Dégradation de la note de Chypre

L’agence de notation Moody’s a abaissé la note de Chypre de deux crans hier (26 juillet), affirmant que les inquiétudes quant à sa situation budgétaire étaient amplifiées par les conséquences d’une grave explosion ayant détruit la plus grande centrale électrique de l’île le 11 juillet. La Commission européenne n’a pas souhaité faire de commentaires.

cyprus_pic_nasa.jpg
cyprus_pic_nasa.jpg

L’agence de notation Moody’s a abaissé la note de Chypre de deux crans hier (26 juillet), affirmant que les inquiétudes quant à sa situation budgétaire étaient amplifiées par les conséquences d’une grave explosion ayant détruit la plus grande centrale électrique de l’île le 11 juillet. La Commission européenne n’a pas souhaité faire de commentaires.

Moody's a déclaré que les perspectives pour l'île étaient négatives et sa note est désormais évaluée à Baa1 (voir « Contexte). Selon Moody's, Chypre n'est pas parvenue à mettre en œuvre son propre programme d'austérité.

Invitée à commenter la situation, une porte-parole de la Commission a déclaré aujourd'hui qu'elle n'avait pas pris connaissance de l'annonce de l'agence de notation, mais que la « règle » était pour la Commission de ne pas commenter ce type de nouvelles lorsqu'elles émanaient des agences de notation de crédit.

Toutefois, la récente dégradation par Moody's du Portugal a été vivement critiquée par le président de la Commission, José Manuel Barroso, ainsi que par d'autres hauts fonctionnaires de l'UE. Le ministre allemand des finances, Wolfgang Schäuble, a comparé la dégradation de la note portugaise à du « terrorisme » et a demandé que des limites soient imposées à l'« oligopole » des agences de notation.

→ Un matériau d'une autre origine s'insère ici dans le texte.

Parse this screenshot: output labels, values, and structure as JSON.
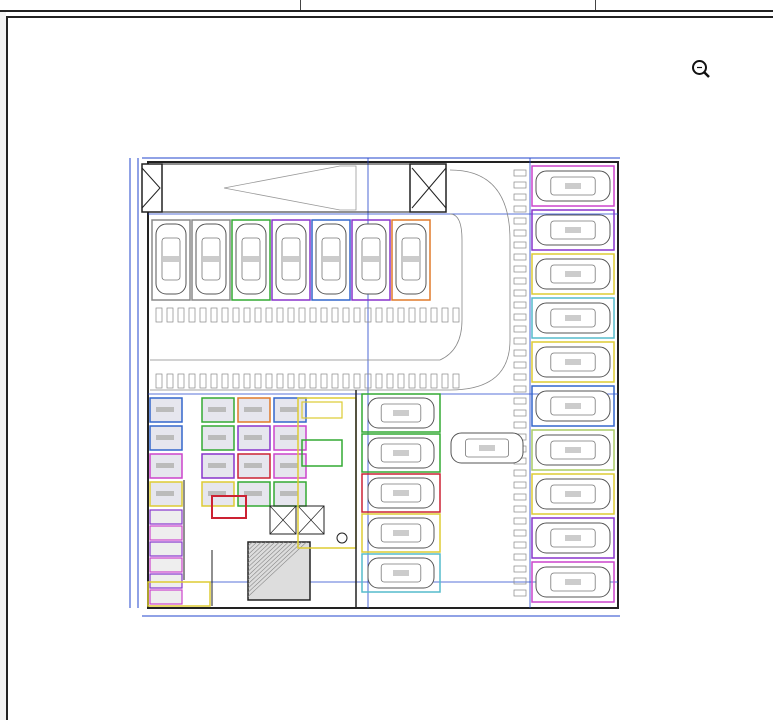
{
  "toolbar": {
    "zoom_icon": "zoom-icon"
  },
  "colors": {
    "dimension": "#2244cc",
    "wall": "#222222",
    "orange": "#e07a2a",
    "green": "#33aa33",
    "purple": "#8833cc",
    "blue": "#3366cc",
    "yellow": "#ddcc33",
    "magenta": "#cc44cc",
    "cyan": "#55bbcc",
    "red": "#cc2233",
    "olive": "#aacc66"
  },
  "plan": {
    "top_spots": [
      {
        "color": "#8a8a8a"
      },
      {
        "color": "#8a8a8a"
      },
      {
        "color": "#33aa33"
      },
      {
        "color": "#8833cc"
      },
      {
        "color": "#3366cc"
      },
      {
        "color": "#8833cc"
      },
      {
        "color": "#e07a2a"
      }
    ],
    "center_spots": [
      {
        "color": "#33aa33"
      },
      {
        "color": "#33aa33"
      },
      {
        "color": "#cc2233"
      },
      {
        "color": "#ddcc33"
      },
      {
        "color": "#55bbcc"
      }
    ],
    "right_spots": [
      {
        "color": "#cc44cc"
      },
      {
        "color": "#8833cc"
      },
      {
        "color": "#ddcc33"
      },
      {
        "color": "#55bbcc"
      },
      {
        "color": "#ddcc33"
      },
      {
        "color": "#3366cc"
      },
      {
        "color": "#aacc66"
      },
      {
        "color": "#ddcc33"
      },
      {
        "color": "#8833cc"
      },
      {
        "color": "#cc44cc"
      }
    ],
    "storage_units": [
      {
        "color": "#3366cc"
      },
      {
        "color": "#33aa33"
      },
      {
        "color": "#e07a2a"
      },
      {
        "color": "#3366cc"
      },
      {
        "color": "#3366cc"
      },
      {
        "color": "#33aa33"
      },
      {
        "color": "#8833cc"
      },
      {
        "color": "#cc44cc"
      },
      {
        "color": "#cc44cc"
      },
      {
        "color": "#8833cc"
      },
      {
        "color": "#cc2233"
      },
      {
        "color": "#cc44cc"
      },
      {
        "color": "#ddcc33"
      },
      {
        "color": "#ddcc33"
      },
      {
        "color": "#33aa33"
      },
      {
        "color": "#33aa33"
      }
    ]
  }
}
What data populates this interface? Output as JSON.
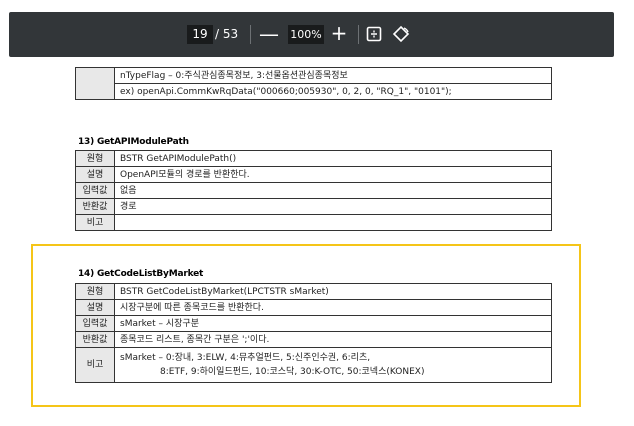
{
  "toolbar": {
    "current_page": "19",
    "total_pages": "/ 53",
    "zoom": "100%",
    "minus": "—",
    "plus": "+"
  },
  "top_table": {
    "line1": "nTypeFlag – 0:주식관심종목정보, 3:선물옵션관심종목정보",
    "line2": "ex) openApi.CommKwRqData(\"000660;005930\", 0, 2, 0, \"RQ_1\", \"0101\");"
  },
  "section13": {
    "title": "13) GetAPIModulePath",
    "rows": [
      {
        "key": "원형",
        "value": "BSTR GetAPIModulePath()"
      },
      {
        "key": "설명",
        "value": "OpenAPI모듈의 경로를 반환한다."
      },
      {
        "key": "입력값",
        "value": "없음"
      },
      {
        "key": "반환값",
        "value": "경로"
      },
      {
        "key": "비고",
        "value": ""
      }
    ]
  },
  "section14": {
    "title": "14) GetCodeListByMarket",
    "rows": [
      {
        "key": "원형",
        "value": "BSTR GetCodeListByMarket(LPCTSTR sMarket)"
      },
      {
        "key": "설명",
        "value": "시장구분에 따른 종목코드를 반환한다."
      },
      {
        "key": "입력값",
        "value": "sMarket – 시장구분"
      },
      {
        "key": "반환값",
        "value": "종목코드 리스트, 종목간 구분은 ';'이다."
      }
    ],
    "note_key": "비고",
    "note_line1": "sMarket – 0:장내,   3:ELW,   4:뮤추얼펀드,   5:신주인수권,   6:리츠,",
    "note_line2": "8:ETF,   9:하이일드펀드,   10:코스닥,   30:K-OTC, 50:코넥스(KONEX)"
  }
}
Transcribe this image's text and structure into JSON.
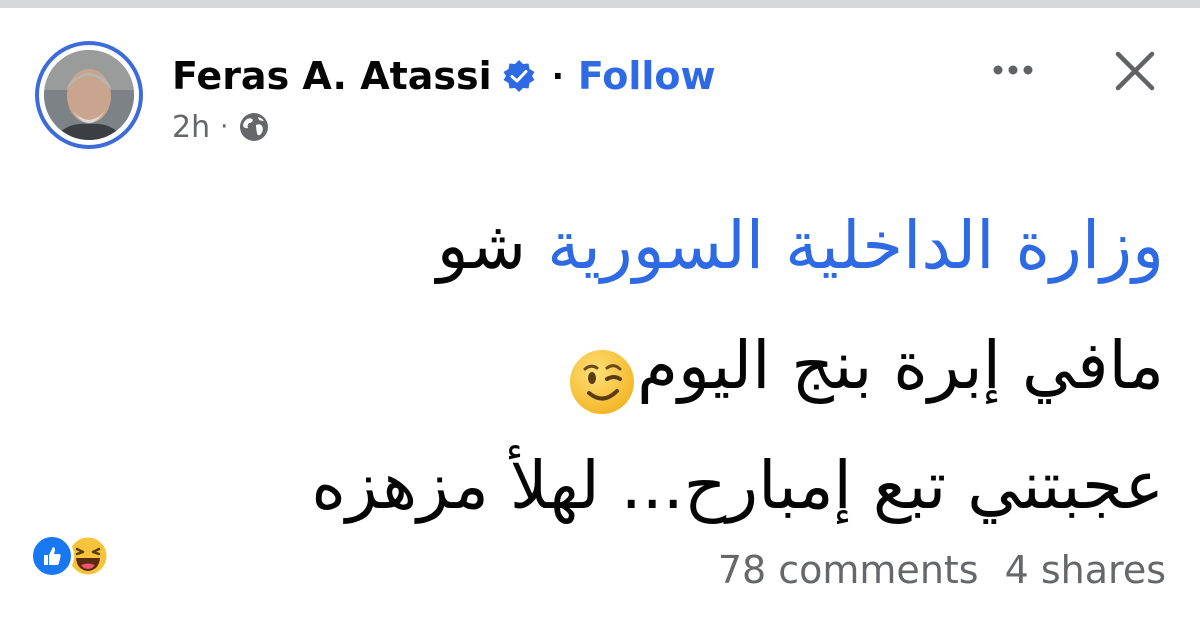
{
  "post": {
    "author": {
      "name": "Feras A. Atassi",
      "verified": true,
      "follow_label": "Follow"
    },
    "meta": {
      "time": "2h",
      "audience_icon": "globe-icon"
    },
    "header_actions": {
      "more_icon": "more-horizontal-icon",
      "close_icon": "close-icon"
    },
    "text": {
      "line1_mention": "وزارة الداخلية السورية",
      "line1_rest": "شو",
      "line2": "مافي إبرة بنج اليوم",
      "line2_emoji": "winking-face-icon",
      "line3": "عجبتني تبع إمبارح... لهلأ مزهزه"
    },
    "reactions": [
      "like-icon",
      "haha-icon"
    ],
    "stats": {
      "comments": "78 comments",
      "shares": "4 shares"
    }
  },
  "colors": {
    "link_blue": "#2d6ae3",
    "text_primary": "#050505",
    "text_secondary": "#65676b",
    "avatar_ring": "#3d6bd9"
  }
}
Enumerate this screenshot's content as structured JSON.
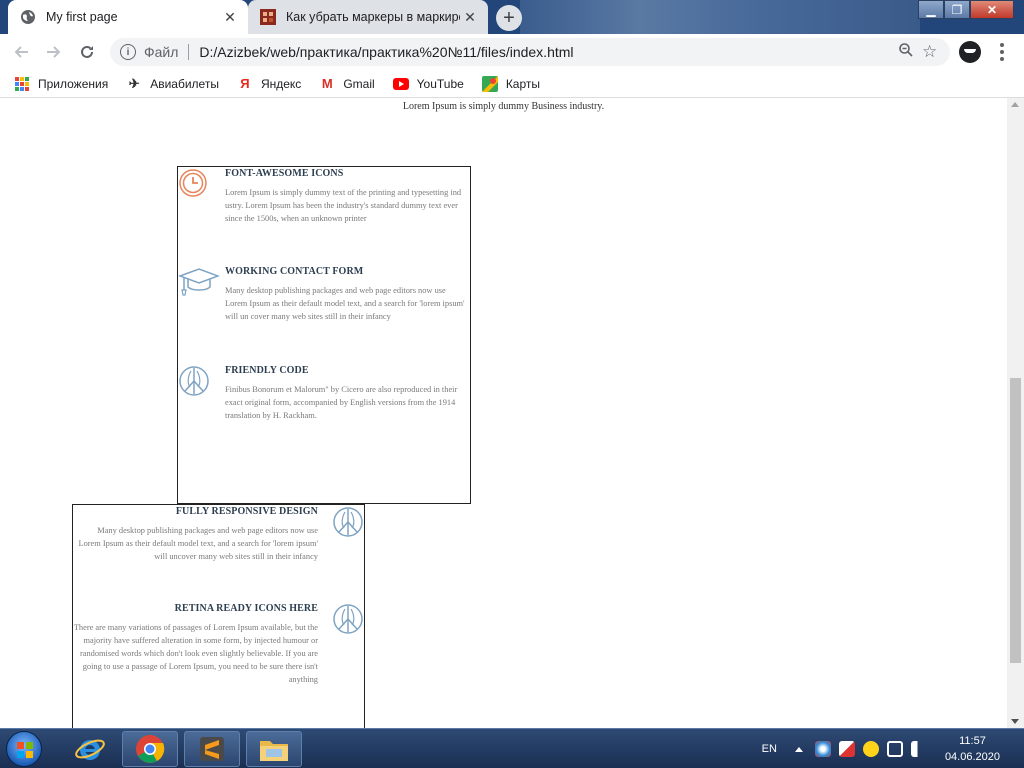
{
  "browser": {
    "tabs": [
      {
        "title": "My first page",
        "active": true
      },
      {
        "title": "Как убрать маркеры в маркирован",
        "active": false
      }
    ],
    "new_tab_label": "+",
    "address": {
      "scheme_label": "Файл",
      "url": "D:/Azizbek/web/практика/практика%20№11/files/index.html"
    },
    "bookmarks": [
      {
        "label": "Приложения",
        "icon": "apps-grid-icon"
      },
      {
        "label": "Авиабилеты",
        "icon": "airplane-icon"
      },
      {
        "label": "Яндекс",
        "icon": "yandex-icon"
      },
      {
        "label": "Gmail",
        "icon": "gmail-icon"
      },
      {
        "label": "YouTube",
        "icon": "youtube-icon"
      },
      {
        "label": "Карты",
        "icon": "maps-icon"
      }
    ]
  },
  "page": {
    "intro": "Lorem Ipsum is simply dummy Business industry.",
    "features_left": [
      {
        "title": "FONT-AWESOME ICONS",
        "icon": "clock-icon",
        "text": "Lorem Ipsum is simply dummy text of the printing and typesetting ind ustry. Lorem Ipsum has been the industry's standard dummy text ever since the 1500s, when an unknown printer"
      },
      {
        "title": "WORKING CONTACT FORM",
        "icon": "graduation-cap-icon",
        "text": "Many desktop publishing packages and web page editors now use Lorem Ipsum as their default model text, and a search for 'lorem ipsum' will un cover many web sites still in their infancy"
      },
      {
        "title": "FRIENDLY CODE",
        "icon": "peace-icon",
        "text": "Finibus Bonorum et Malorum\" by Cicero are also reproduced in their exact original form, accompanied by English versions from the 1914 translation by H. Rackham."
      }
    ],
    "features_right": [
      {
        "title": "FULLY RESPONSIVE DESIGN",
        "icon": "peace-icon",
        "text": "Many desktop publishing packages and web page editors now use Lorem Ipsum as their default model text, and a search for 'lorem ipsum' will uncover many web sites still in their infancy"
      },
      {
        "title": "RETINA READY ICONS HERE",
        "icon": "peace-icon",
        "text": "There are many variations of passages of Lorem Ipsum available, but the majority have suffered alteration in some form, by injected humour or randomised words which don't look even slightly believable. If you are going to use a passage of Lorem Ipsum, you need to be sure there isn't anything"
      }
    ]
  },
  "taskbar": {
    "language": "EN",
    "time": "11:57",
    "date": "04.06.2020"
  },
  "colors": {
    "clock_icon": "#e8855b",
    "line_icon": "#7fa3c2"
  }
}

Concernant l'esprit moins critique de la Commission par rapport à Chypre, la porte-parole s'est lancée dans une longue explication, affirmant que l'exécutif européen ne commentait pas les décisions des agences de notation de crédit à moins qu'il en ait été décidé autrement.

Le gouvernement et les partis de l'opposition à Chypre s'étaient mis d'accord sur un premier programme d'austérité vendredi. Ce dernier comprend des réductions des dépenses et la privatisation de la bourse de l'île, ont déclaré des représentants chypriotes, cités par Reuters.

« Le gouvernement les partis politiques se sont mis d'accord aujourd'hui sur un premier programme économique ». Les discussions suivent leur cours sur l'adoption de mesures supplémentaires, a expliqué aux journalistes le porte-parole Stefanos Stefanou.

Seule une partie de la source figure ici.